A new book, The Roots of Fake News: Objecting to Objective Journalism, by father-and-son British professors Brian and Matthew Winston, argues against the “fantasy” of a journalism that provides “pure truth.” They call for journalism to be rebuilt wholesale on a more “honest, biased, subjective foundation.”
That seems unnecessarily extreme. Yes, journalists’ ranks have always included commentators who unapologetically advocate for one or another form of social change (whether leftward or rightward) or for the status quo. But not all.
Different motivations
Newsrooms are big tents whose occupants, diverse even if only in interests and aptitudes, produce nuanced documentaries and breaking-news tweets, baseball reports and concert reviews, data-mining investigations and courthouse updates.
Some are in this business to make the world better. Others live to fact-check. Still others like making people laugh.
Writing at the century’s turn, Bill Kovach and Tom Rosenstiel rejected outdated notions like objectivity and balance in favour of 10 distinguishing marks of journalism that hinge upon a “discipline of verification.”
Their book, The Elements of Journalism, has been required reading in journalism schools around the world for the last two decades, but mass addiction to the O-word continues.
If a benign replacement is needed to break the O-habit, it could be a much humbler ideal: plain, old-fashioned skepticism.
Uninhibited curiosity
The uninhibited questioning of what others take to be facts is nothing like a claim of neutrality or to be seeking “pure truth.” Skeptical journalists make no claim except their own ignorance and they expect to be surprised daily. When called upon to opine, interpret or analyze, they stay within sight of evidence.

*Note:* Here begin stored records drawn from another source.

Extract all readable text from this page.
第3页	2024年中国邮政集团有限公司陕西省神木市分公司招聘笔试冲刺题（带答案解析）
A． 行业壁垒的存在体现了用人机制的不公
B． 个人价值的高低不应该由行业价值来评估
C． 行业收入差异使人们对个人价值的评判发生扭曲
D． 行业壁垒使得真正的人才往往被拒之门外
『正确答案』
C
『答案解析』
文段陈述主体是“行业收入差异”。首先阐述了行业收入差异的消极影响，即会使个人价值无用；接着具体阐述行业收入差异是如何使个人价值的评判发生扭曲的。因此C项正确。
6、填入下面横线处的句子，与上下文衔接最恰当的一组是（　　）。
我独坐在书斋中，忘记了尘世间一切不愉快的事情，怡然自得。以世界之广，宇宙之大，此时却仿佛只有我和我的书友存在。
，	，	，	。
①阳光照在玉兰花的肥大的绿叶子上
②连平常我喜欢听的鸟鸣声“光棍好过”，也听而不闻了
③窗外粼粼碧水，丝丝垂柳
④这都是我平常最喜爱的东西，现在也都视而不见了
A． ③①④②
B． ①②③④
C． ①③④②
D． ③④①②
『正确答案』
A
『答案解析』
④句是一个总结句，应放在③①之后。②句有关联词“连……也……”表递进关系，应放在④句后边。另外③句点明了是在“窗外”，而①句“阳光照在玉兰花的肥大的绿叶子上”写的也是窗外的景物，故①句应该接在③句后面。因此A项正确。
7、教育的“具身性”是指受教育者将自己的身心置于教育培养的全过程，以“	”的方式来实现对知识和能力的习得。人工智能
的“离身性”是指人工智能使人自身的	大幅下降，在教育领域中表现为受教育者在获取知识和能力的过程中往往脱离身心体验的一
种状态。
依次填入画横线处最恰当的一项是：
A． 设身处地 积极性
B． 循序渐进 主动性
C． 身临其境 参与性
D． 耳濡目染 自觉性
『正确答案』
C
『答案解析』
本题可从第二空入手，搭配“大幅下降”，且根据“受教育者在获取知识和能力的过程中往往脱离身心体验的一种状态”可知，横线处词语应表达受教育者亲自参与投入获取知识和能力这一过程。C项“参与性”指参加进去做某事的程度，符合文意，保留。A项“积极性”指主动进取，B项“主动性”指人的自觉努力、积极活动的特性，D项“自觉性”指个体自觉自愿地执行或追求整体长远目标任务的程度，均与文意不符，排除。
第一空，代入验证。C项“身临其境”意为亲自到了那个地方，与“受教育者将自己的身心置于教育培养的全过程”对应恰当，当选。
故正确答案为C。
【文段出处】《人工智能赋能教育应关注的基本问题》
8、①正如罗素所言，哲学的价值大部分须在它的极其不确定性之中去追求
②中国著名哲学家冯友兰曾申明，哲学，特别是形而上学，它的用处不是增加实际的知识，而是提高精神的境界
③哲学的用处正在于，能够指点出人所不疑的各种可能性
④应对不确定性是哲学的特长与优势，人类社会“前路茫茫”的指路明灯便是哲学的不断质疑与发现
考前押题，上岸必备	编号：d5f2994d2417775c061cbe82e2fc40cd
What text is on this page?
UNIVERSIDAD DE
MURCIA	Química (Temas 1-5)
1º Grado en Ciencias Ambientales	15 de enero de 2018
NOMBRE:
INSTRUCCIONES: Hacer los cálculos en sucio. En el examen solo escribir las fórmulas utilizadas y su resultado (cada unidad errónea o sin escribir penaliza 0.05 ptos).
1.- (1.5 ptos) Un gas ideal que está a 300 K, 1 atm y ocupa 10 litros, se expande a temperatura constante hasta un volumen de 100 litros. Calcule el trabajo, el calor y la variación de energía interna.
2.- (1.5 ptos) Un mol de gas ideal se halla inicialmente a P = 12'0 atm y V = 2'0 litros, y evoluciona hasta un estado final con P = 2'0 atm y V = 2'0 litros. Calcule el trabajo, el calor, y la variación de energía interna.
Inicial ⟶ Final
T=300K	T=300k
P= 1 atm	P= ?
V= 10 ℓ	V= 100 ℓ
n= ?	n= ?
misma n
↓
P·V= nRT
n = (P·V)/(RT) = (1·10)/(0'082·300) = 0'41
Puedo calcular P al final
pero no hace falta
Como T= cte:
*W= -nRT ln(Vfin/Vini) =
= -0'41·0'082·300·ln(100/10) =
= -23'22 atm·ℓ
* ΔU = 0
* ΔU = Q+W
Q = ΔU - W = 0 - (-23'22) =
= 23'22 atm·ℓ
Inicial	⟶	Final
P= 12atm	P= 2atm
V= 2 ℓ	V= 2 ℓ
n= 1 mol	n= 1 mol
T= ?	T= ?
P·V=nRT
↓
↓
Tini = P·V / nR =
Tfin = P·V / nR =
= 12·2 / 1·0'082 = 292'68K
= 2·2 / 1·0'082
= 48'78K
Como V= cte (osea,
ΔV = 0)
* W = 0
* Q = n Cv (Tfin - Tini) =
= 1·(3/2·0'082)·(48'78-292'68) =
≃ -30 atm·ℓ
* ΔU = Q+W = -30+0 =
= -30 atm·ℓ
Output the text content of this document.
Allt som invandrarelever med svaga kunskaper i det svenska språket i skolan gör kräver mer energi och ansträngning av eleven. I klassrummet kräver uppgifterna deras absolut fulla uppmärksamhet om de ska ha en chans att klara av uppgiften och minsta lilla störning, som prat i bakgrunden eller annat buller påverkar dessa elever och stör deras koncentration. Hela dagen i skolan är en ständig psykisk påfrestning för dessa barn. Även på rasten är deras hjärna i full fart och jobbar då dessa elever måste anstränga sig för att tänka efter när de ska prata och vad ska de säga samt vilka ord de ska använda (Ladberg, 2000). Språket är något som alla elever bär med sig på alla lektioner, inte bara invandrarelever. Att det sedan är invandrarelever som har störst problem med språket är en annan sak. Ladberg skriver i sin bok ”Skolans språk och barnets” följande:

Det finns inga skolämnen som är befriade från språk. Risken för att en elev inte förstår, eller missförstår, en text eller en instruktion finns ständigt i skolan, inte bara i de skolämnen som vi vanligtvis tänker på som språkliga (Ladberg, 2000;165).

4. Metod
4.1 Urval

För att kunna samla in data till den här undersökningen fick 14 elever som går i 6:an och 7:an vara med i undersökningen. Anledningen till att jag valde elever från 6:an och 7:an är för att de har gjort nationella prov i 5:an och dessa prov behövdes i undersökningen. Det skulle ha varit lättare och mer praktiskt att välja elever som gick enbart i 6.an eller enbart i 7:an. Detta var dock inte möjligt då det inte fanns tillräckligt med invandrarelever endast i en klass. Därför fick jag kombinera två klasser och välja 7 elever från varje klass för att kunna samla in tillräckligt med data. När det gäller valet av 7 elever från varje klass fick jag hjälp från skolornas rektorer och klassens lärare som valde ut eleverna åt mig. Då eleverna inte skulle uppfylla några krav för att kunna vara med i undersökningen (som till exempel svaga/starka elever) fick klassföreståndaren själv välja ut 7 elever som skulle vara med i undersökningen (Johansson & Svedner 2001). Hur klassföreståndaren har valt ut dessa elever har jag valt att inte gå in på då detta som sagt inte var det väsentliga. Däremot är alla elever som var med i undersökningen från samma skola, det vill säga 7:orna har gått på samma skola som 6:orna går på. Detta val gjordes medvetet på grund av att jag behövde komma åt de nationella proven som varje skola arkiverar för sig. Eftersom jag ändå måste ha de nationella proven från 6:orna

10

As for a unifying purpose, they seek merely to provide (in the words of Oxford University’s Rasmus Kleis Neilsen) “relatively accurate, accessible, relevant, and timely independently produced diverse information” about public affairs.
It’s neither bias nor objectivity but simple curiosity that has led journalists to ask unsettling questions like: Were soldiers dying because governments spread lies to justify wars? Was a wildly popular newfangled financial instrument sound? Did a leading magazine skip fact-checking a false allegation of campus rape?
The tradition lives on despite dissent’s growing hazards: Is the science of combating pandemics more complicated than governments would have us believe? Does realistic health policy require setting a numerical limit on “acceptable” deaths? Are Canadian lawyers debating a court-enforced declaration of pronouns?
To ask dumb questions when all around believe they know the answers requires both mental discipline and hard-won confidence. But it’s both more reasonable and more inclusive than enforced detachment.
Under skepticism’s rubric, subject matter with which you’re intimately familiar is the opposite of forbidden territory; your life’s experience can provide perfect trailheads to unfamiliar paths, because you know where to look — you know what you don’t know.
There, in the unknown place just out of sight of home, journalists find new questions to ask and new stories to tell, stories that need telling whether or not they’re comfortable to hear.
Skepticism, not objectivity, is why democracies need journalists.